I don't have that start-with-vastly-different-premises-to-reach-the-same-conclusion problem, however, with his article entitled "Wicked Faith." There, I pretty much disagree with the lot of it. For instance, don't you just sort of automatically subtract a few points from any argument that uses the word "wicked" in it? It's an admittedly prejudicial thing to do but, well, Salem called and they want their witchcraft trial back.

Nonetheless, the crux of his argument in this bizarre piece is that it is worse to worship a false or wicked religion than it is to be an atheist. He then constructs pro-choice feminism as a religion and calls it a wicked one at that. Now, the idea that it is worse to worship a false or wicked religion than to worship no religion is a proposition that may be true (or not) but, of course, it begs the very important question of how do human beings objectively distinguish between false, wicked, and true religions? Is there a litmus test I can buy on Amazon?

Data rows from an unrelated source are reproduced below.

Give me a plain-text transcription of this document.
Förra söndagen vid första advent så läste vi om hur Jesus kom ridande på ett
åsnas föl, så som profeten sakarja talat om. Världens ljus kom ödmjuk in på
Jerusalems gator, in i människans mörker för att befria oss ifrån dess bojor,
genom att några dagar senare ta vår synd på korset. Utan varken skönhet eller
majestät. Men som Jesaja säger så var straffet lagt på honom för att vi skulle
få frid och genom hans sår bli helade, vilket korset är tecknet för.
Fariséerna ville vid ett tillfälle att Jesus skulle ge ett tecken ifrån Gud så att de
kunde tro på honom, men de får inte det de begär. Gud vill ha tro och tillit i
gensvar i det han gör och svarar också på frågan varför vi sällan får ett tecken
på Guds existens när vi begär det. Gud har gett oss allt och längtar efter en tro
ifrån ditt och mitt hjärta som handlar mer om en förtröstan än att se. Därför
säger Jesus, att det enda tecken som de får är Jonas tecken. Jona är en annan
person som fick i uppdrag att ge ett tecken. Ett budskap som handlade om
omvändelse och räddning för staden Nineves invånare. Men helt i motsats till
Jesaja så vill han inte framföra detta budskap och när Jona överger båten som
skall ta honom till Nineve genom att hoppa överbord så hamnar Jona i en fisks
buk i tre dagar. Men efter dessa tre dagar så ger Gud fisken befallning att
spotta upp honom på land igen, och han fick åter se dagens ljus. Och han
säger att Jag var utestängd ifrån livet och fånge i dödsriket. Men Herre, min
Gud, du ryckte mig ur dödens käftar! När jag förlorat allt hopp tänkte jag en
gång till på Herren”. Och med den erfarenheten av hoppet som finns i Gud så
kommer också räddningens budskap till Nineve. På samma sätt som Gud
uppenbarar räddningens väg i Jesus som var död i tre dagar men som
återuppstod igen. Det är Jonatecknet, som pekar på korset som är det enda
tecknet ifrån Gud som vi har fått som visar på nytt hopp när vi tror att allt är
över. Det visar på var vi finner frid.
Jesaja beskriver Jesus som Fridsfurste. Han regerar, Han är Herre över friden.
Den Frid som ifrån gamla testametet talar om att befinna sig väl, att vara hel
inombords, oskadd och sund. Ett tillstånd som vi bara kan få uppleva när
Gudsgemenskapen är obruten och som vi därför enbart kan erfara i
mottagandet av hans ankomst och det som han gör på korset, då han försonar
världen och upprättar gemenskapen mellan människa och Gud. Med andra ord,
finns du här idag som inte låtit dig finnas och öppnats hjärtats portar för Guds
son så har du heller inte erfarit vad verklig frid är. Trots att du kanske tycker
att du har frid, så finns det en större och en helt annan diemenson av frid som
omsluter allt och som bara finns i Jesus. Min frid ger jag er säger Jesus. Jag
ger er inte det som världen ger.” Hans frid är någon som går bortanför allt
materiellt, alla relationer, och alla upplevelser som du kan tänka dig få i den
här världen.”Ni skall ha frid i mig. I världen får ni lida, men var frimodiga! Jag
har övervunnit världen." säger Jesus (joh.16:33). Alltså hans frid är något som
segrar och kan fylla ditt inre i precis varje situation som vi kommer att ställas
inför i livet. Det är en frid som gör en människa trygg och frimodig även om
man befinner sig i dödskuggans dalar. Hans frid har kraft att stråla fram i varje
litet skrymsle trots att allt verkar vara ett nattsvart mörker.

He doesn't answer this question. Instead, he writes around it:

"The atheist is wrong about devils, but at least isn't worshipping them. That a man has faith may be good, but it may also be worse than having no faith: it depends on how his faith was achieved and the object of his belief....There are, in practice, three kinds of religion: false religions, wicked religions, and true religions."

Now, I've obviously made much ado about Reynold's alienating and annoying use of the oxymoronic "generic masculine" to refer to all human beings. I do so because (a) it's sloppy, unclear writing, (b) it's 2010 and women should linguistically be acknowledged as part of humanity as well, and (c) when folks tend to use "he" to refer to both men and women, it by definition hides the female perspective to at least some degree.

Just as "marriage defenders" ironically use the "generic masculine" when telling us how so very important both men and women are to the world, using the "generic masculine" in any argument about abortion is similarly ironic. For, it is not men, usually, who have bodies in which fetuses thrive. It is women. Yet, Reynolds implies that it is men, men, men who are most intimately involved in the abortion issue:

"Their wicked [pro-choice] faith is damning them and not saving them. It would be better if they were an atheist with respect for life, than a spiritual man who kills the innocent."

Reynolds has literally eradicated the female viewpoint from the abortion debate.

While many of the other "On Faith" abortion panelists at least acknowledged that babies grow in a woman's body and concede that she might have some interest in what happens within her body, Reynold's philosphizes as though all of this "innocent life" hatches forth into the world entirely of its own volition and with no assistance from any other body. You will notice, of course, that he wrote an article about abortion and the only time he used the word "woman" or "female" was in reference to a fetus, so strongly does the male identify with an unborn human than with a living human woman. Were an alien reading this article, zie would likely assume that these things called fetuses are perhaps incubating in cabbage patches and that monsters called Wicked Pro-Choice Feminists come and pluck them from the ground for no reason at all!

This utter lack of consideration for the female woman's perspective enables him to cockily categorize pro-choice feminism as a "wicked" religion and his anti-abortion opinions, the opinions of a man who completely ignores the female perspective in his philosophical pontifications, as True Faith.

At this point, the answer to the big question Reynolds has begged at the beginning becomes a bit more clear.

The religions that "spiritual men" create are either true or false, depending on which men have created them. (We can speculate where Reynolds stands on which are true and which are false). As for which religions are wicked, things get decidedly more simple. Any so-called religion that de-centers the male perspective and instead views women as fully human as men, possessing bodies and vantage points of their own, is a wicked one.